Unlike the newly resurgent Festive Jumper Day which I had to look up yesterday. When did this become a thing? This is one of many completely unwanted, random and multiplying charity days when momentary altruism meets lifelong consumerism. It falls on Friday December 14, a day on which you are supposed to pay £1 to Save the Children for the privilege of wearing cheesy festive knitwear.

On this day, everyone pretends Shakin’ Stevens is still in the charts and we have travelled back to 1981. In reality, the return of the Festive Jumper craze justifies the existence of such phenomena as a horrible £695 Stella McCartney jumper with reindeers on (this really exists). See also, togetherness, in which we’re all in.

One unpulchritudinous expression that keeps popping up in end-of-year lists? Shit Awards. The constant, supposedly ironic celebration of all that is ugliest and most hideous in British society, see this week’s “Shit London Awards 2012.” Not a week passes by without the marking of some exciting new low. In reality? Nihilistic, self-loathing, These awards are all about a refusal to enjoy anything.
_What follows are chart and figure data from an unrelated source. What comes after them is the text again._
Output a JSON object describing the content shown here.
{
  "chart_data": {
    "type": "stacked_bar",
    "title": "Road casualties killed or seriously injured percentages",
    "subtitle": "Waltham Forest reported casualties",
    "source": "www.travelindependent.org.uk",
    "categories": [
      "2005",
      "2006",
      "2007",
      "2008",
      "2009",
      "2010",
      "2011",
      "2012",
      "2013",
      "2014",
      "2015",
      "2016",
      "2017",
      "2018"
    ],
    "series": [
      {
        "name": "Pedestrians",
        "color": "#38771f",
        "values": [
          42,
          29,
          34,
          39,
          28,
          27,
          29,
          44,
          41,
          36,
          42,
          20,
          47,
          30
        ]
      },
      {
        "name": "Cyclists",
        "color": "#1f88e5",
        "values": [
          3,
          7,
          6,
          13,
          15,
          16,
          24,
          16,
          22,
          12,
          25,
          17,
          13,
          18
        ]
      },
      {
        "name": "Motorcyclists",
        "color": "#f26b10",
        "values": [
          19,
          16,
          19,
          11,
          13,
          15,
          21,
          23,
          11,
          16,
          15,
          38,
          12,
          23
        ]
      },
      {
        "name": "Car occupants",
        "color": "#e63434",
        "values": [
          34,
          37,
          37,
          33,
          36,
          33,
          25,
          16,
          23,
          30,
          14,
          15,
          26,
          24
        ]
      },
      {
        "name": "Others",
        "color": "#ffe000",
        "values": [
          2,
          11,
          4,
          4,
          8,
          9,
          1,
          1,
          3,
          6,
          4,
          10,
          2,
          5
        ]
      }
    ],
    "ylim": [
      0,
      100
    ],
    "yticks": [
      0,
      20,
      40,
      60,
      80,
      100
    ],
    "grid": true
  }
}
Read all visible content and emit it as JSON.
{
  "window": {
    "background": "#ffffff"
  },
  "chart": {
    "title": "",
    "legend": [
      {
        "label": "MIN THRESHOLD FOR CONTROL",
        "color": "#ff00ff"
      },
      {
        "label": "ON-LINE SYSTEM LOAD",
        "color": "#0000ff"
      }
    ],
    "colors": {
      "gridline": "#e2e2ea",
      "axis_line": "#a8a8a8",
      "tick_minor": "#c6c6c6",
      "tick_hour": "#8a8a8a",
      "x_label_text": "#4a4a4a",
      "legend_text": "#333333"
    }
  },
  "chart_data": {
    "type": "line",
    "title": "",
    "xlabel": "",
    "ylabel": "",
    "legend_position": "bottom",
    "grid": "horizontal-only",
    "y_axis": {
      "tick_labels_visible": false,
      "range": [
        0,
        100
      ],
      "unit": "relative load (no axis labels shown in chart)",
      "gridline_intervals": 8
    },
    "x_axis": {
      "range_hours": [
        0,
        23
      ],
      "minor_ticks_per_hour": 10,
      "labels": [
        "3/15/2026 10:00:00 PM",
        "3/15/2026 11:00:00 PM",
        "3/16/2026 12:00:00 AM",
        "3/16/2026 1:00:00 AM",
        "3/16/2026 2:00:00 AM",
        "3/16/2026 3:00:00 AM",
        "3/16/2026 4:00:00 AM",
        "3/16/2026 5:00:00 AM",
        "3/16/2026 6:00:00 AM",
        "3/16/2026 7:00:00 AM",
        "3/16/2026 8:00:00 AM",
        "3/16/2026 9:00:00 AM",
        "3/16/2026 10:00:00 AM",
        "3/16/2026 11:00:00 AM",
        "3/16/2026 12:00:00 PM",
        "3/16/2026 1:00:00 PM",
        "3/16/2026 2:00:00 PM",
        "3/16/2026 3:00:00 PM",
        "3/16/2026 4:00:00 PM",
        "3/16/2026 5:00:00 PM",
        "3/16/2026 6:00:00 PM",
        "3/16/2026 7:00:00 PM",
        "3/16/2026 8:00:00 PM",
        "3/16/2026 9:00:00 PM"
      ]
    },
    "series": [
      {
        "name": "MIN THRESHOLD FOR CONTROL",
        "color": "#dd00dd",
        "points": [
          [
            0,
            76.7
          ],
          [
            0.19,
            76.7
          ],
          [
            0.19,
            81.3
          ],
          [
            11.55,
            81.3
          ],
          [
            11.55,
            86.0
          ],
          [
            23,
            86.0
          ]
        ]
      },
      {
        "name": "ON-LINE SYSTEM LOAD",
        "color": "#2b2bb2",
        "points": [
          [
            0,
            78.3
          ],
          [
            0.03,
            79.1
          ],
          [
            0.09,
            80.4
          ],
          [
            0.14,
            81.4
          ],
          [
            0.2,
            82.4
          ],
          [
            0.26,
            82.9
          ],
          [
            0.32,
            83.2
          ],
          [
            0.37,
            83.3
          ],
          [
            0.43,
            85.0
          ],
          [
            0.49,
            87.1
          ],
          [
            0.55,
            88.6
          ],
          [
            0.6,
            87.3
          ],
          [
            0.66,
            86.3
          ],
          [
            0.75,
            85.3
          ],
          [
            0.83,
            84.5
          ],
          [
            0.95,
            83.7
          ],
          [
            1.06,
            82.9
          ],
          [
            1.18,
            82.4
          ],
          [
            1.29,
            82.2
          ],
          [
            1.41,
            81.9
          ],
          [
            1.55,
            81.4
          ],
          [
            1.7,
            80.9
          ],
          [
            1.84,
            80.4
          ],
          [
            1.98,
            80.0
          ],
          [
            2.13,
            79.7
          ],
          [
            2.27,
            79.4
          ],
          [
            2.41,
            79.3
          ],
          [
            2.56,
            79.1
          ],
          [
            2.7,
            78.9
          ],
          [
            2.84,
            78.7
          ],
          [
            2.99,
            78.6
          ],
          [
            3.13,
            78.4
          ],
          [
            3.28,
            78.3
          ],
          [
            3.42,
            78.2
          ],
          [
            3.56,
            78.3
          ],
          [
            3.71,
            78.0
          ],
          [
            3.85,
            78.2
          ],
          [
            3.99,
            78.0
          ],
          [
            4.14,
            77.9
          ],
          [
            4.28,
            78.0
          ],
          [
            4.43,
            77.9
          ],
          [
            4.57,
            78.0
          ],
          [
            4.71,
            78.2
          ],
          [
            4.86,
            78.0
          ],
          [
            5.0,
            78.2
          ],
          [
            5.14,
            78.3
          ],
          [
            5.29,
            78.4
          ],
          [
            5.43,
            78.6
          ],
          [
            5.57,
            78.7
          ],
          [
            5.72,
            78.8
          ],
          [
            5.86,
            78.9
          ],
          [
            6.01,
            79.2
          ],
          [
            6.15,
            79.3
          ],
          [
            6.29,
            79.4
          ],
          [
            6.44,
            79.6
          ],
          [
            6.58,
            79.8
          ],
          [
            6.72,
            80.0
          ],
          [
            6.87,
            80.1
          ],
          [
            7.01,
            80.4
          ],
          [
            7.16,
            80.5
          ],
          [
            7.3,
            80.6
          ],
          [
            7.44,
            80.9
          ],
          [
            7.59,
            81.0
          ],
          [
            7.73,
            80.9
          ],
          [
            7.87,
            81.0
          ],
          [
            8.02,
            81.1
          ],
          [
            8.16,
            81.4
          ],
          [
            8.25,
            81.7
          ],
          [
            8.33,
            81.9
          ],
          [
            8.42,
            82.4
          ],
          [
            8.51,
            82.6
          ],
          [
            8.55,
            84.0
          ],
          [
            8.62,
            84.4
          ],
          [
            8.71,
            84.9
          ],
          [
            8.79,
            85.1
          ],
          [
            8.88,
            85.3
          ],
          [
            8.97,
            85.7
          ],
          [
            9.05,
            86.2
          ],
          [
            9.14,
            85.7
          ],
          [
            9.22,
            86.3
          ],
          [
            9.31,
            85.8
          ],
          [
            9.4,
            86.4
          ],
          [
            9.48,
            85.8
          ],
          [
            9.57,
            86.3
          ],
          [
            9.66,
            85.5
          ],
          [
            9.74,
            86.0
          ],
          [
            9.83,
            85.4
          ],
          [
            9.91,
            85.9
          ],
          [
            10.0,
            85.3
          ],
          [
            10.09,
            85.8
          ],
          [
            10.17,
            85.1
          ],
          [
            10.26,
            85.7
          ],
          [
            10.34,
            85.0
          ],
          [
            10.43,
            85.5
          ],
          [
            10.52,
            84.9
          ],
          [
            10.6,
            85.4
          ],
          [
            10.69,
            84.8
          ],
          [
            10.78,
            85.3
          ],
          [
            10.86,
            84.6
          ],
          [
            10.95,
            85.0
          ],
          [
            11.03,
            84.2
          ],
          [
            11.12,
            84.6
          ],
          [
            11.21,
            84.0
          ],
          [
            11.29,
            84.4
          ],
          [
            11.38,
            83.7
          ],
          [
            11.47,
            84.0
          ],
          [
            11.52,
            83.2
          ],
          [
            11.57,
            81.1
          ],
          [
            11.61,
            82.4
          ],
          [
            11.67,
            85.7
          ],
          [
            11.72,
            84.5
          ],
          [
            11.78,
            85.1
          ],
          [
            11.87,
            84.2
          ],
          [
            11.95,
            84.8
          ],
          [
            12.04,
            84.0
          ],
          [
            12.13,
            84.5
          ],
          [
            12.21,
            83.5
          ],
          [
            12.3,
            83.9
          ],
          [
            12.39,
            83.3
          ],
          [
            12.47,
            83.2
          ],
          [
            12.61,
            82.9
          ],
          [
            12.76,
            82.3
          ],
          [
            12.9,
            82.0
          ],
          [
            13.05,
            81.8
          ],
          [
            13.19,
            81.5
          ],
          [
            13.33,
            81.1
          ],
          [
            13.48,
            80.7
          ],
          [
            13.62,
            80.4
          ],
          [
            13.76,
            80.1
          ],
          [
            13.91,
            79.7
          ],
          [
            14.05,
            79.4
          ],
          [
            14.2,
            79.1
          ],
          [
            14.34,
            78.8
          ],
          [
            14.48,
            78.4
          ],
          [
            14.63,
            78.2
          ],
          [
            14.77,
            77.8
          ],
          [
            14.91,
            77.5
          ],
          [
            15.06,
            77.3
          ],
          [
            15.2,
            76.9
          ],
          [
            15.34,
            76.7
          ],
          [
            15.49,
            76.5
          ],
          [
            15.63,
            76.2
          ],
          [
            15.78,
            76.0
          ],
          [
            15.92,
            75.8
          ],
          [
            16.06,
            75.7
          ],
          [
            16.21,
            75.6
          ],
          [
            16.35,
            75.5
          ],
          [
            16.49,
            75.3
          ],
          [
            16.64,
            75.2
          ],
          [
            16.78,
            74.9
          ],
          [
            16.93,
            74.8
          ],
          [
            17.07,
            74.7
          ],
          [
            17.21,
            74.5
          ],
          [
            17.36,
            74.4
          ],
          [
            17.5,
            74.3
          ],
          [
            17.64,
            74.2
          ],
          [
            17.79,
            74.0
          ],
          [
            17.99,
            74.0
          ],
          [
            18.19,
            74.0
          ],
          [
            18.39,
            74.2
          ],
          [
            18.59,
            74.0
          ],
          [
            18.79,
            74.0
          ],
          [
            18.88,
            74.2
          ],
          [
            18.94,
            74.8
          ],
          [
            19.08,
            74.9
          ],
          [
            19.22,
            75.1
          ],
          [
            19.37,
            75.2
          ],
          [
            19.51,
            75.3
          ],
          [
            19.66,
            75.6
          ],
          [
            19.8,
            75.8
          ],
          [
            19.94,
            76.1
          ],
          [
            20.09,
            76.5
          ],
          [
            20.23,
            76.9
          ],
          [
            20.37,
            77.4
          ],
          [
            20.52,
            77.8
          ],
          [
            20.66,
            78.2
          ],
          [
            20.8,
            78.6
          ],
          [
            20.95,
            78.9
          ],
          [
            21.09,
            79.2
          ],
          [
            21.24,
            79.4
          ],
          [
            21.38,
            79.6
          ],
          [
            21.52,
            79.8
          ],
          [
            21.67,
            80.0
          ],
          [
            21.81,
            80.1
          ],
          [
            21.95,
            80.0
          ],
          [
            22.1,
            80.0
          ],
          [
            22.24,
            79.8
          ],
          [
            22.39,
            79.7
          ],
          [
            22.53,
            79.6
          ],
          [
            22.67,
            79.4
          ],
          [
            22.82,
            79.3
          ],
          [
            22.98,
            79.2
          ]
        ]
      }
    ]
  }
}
See also, Festive Jumper Day.

A new UK entry for late 2012? Tax arrangements. These are nominally arrangements by which you pay tax. Now it turns out they are arrangements by which you arrange to not pay any tax. Generally, these long-term arrangements are followed by a re-arrangement where you announce that you’re now paying more tax than you ever expected to.

See also, coffee, synonym for “milk which once came into contact with a coffee bean”, or eggnog latte, synonym for “expensive Christmas drink”, see, again, togetherness, in which we’re all in.

If David Foster Wallace were alive, I think he would certainly find space for all these in his dictionary, alongside one of his own favourite words, feckless: “It lets you be extremely dismissive and mean without sounding mean.” Feckless. Hey! We have that in the Glossary of Nonsensical British Festive Recessional Language, too! Let’s utilise it! Oh.